Lance Cpl. Aspar Andres, 21, returned home from his base in Hawaii in anticipation of a 2011 deployment to Afghanistan to find out that federal authorities were holding his father, Juan Andres, 41, in Louisville, KY’s Boone County Jail.

Juan Andres’s attorneys, Ron Russell and Becca O’Neil, both acknowledge that Andres came into the United States illegally 25 years ago. But they are requesting that the government grant him leniency, citing his good moral character and his son’s service in the Marines.

“I feel like that if I am serving this country, at the very least I should be able to come home and see my parents and my family,” Aspar Andres says. “Coming back home and not seeing my father – it just would not be the same.”

Juan Andres has worked for years on Kentucky farms and, with his wife, raised five children, all U.S citizens.

“He taught me that if you want something, you go for it, and you work hard at it,” says Aspar. “He was very proud of me being a Marine, and is supportive of everything I do.”

On Dec. 9, Juan Andres accompanied a friend who does not speak much English to the U.S. Immigration and Customs Enforcement (ICE) office at the Gene Snyder U.S. Courthouse and Custom House in Louisville, KY. His friend was trying to post a bond for another individual.

Intending to help out, Andres instead found himself handcuffed and detained after being asked for his own identification papers.

“The way the officer saw it, he was just doing his job. He is not the supervisor there; we have been unable to reach the supervisor directly,” says O’Neil.

O’Neil further says she knows the officer who arrested Andres, and it seemed to her that he regretted to have to place in custody somebody who had been in the country for so long.

“The officer didn’t understand why Juan would walk into the ICE office in the first place,” she says.

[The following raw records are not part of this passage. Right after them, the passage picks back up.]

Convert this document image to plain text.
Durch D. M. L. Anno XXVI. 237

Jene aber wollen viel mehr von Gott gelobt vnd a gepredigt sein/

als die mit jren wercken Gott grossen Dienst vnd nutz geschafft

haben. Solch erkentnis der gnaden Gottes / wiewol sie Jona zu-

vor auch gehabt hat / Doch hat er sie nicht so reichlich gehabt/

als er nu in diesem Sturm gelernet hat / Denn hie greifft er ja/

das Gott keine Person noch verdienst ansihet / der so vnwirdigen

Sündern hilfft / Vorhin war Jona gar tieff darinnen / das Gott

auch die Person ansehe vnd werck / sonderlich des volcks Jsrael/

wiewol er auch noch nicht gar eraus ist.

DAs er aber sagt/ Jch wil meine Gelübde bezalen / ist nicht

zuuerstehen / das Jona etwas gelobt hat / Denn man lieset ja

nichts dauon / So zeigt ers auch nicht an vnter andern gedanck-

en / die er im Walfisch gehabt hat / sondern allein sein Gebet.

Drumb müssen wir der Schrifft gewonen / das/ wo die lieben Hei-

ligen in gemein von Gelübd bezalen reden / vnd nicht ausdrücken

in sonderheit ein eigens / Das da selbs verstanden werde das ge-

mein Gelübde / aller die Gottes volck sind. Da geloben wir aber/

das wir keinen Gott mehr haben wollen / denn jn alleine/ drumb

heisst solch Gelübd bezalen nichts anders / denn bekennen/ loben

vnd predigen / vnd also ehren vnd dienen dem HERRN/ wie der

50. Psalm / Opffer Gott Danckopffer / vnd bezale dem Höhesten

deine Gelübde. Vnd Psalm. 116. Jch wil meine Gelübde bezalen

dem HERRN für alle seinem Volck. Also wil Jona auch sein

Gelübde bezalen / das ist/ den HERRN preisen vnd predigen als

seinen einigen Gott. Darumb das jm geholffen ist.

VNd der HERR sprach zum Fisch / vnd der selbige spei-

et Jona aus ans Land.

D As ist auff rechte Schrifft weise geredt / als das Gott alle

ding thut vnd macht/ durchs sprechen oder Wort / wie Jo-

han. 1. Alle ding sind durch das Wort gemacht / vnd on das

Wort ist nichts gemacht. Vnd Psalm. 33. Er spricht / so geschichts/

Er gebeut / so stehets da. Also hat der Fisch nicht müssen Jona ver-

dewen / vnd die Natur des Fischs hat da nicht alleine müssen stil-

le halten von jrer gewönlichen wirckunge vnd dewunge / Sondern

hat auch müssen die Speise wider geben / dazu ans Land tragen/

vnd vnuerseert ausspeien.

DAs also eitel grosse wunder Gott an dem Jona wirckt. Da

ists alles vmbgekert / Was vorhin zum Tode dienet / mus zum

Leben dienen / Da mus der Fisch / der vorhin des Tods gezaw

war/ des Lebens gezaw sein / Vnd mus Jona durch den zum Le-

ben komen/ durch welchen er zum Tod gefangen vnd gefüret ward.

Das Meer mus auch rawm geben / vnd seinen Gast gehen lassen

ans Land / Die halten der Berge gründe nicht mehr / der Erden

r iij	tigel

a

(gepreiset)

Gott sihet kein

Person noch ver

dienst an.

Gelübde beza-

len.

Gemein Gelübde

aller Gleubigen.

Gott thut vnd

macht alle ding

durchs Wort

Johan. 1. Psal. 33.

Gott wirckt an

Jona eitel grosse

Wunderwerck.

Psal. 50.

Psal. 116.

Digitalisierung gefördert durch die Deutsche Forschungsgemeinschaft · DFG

Andres’s attorneys are requesting that he be allowed to go before an immigration judge, so he can petition to stay in the country. But because he has an old deportation order from 1995, chances for a hearing are slim. That year, he was arrested in Georgia while driving other migrant farm workers who were in the country illegally. He was deported, but made his way back into the U.S. to be reunited with his family.

According to O’Neil, the Department of Homeland Security has the discretion to either reinstate the old deportation order or give him an order for release. An order of release could pave the way for Juan to stay in the country and potentially apply for residency in the future.

“What we are asking ICE to do is so minimal compared to what the government is asking Aspar to do as a Marine,” said Russell. “You want our soldiers to not be worried about situations that are affecting their loved ones so they can serve our country with a clear heart and mind.”

Of course, not everyone feels that way.

“If he walked into an ICE office without his papers, then I think he should be deported based on stupidity,” says Rob Bass, founder of United Patriots of America, a non-partisan group that promotes strict immigration laws. “Do you think if my son is in the military and I get pulled over, and I break a law in this country, I am exonerated because I have military family? No.”

Still, Andres’ family and friends are hoping for a Christmas miracle.

Jennifer Franklin, daughter of Vallard Goode, who has employed Andres for the past 14 years at his tobacco and beef farm, says Juan was always able to provide some type of identification document.

“It devastates me to have to visit Juan in jail, and to have to speak to him through a glass,” she says. “The only law he has broken is just being here.”

As for Aspar, he says he will continue to serve his country proudly no matter what.

“It speaks to his character,” Franklin says. “I don’t know many people who could honestly continue to serve their country even after they deport their parents.”